Airport Charges: Infrastructure Costs
Overview of prices and their basis
Airport charges are mainly incurred for the take-off, landing, and parking of aircraft, and for the use of passenger facilities. In addition, there are charges for the noise and emissions caused by the aircraft.
The charges are used exclusively to refinance airport infrastructure and the resultant operating expenses. In Germany, airport charges are subject to the approval requirement set out in Section 19b of the German Air Traffic Act (LuftVG). The regional aviation authority responsible for Frankfurt Airport is the Hessian Ministry of Economics, Energy, Transport and Housing (HMWEVW). Annual consultations, for example, are used to involve the airlines prior to approving such charges.
In November 2019, the Hessian Ministry of Economics, Energy, Transport and Housing approved the application for charges for Frankfurt Airport, along with the incentive programs it contains. The charging system remained in place as at January 2020. With the exception of noise-related landing and take-off charges, no structural changes were made.
Only charges for noise pollution increased
As well as the noise-related charges themselves, the amounts added to them at night were increased – from 50 to 65 percent for nighttime period 1 and from 200 to 300 percent for nighttime period 2. Additionally, surcharges for aircraft that either comply with or fall short of the certifications listed in Annex 16 Volume I Part II Chapter 3 of the Convention on International Civil Aviation were implemented and any existing surcharges amended (graded surcharges from 30 to 250 percent). Fraport is thus continuing its mission to champion low-noise flying. The principle of classification based on the level of noise actually measured still applies. The average level of aircraft noise measured at Frankfurt Airport between 2016 and 2018 is used as a basis for calculating the noise component. Certain aircraft were reclassified as a result of the calculation basis being updated, and classifications of new aircraft were added.
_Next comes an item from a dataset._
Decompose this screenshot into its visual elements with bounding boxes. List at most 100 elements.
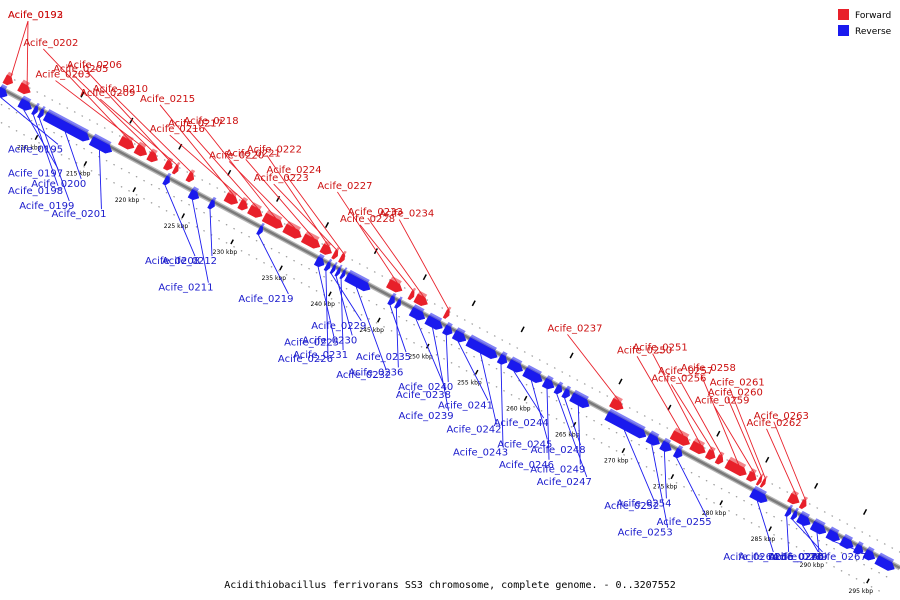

The FRA incentive model remains in place and lays the foundations for continuous and sustainable traffic growth, while striving to keep Frankfurt Airport’s noise footprint at a low level. It offers incentives for airlines to increase connectivity in intercontinental traffic and to achieve growth in continental traffic from Frankfurt Airport.
The Ground Based Augmentation System (GBAS) is being continued in 2020. This will encourage further technical innovation at Frankfurt Airport. GBAS is a navigation system based on the Differential Global Positioning System (DGPS) that enables satellite-supported precision approaches and can therefore produce benefits such as a reduction in the noise footprint.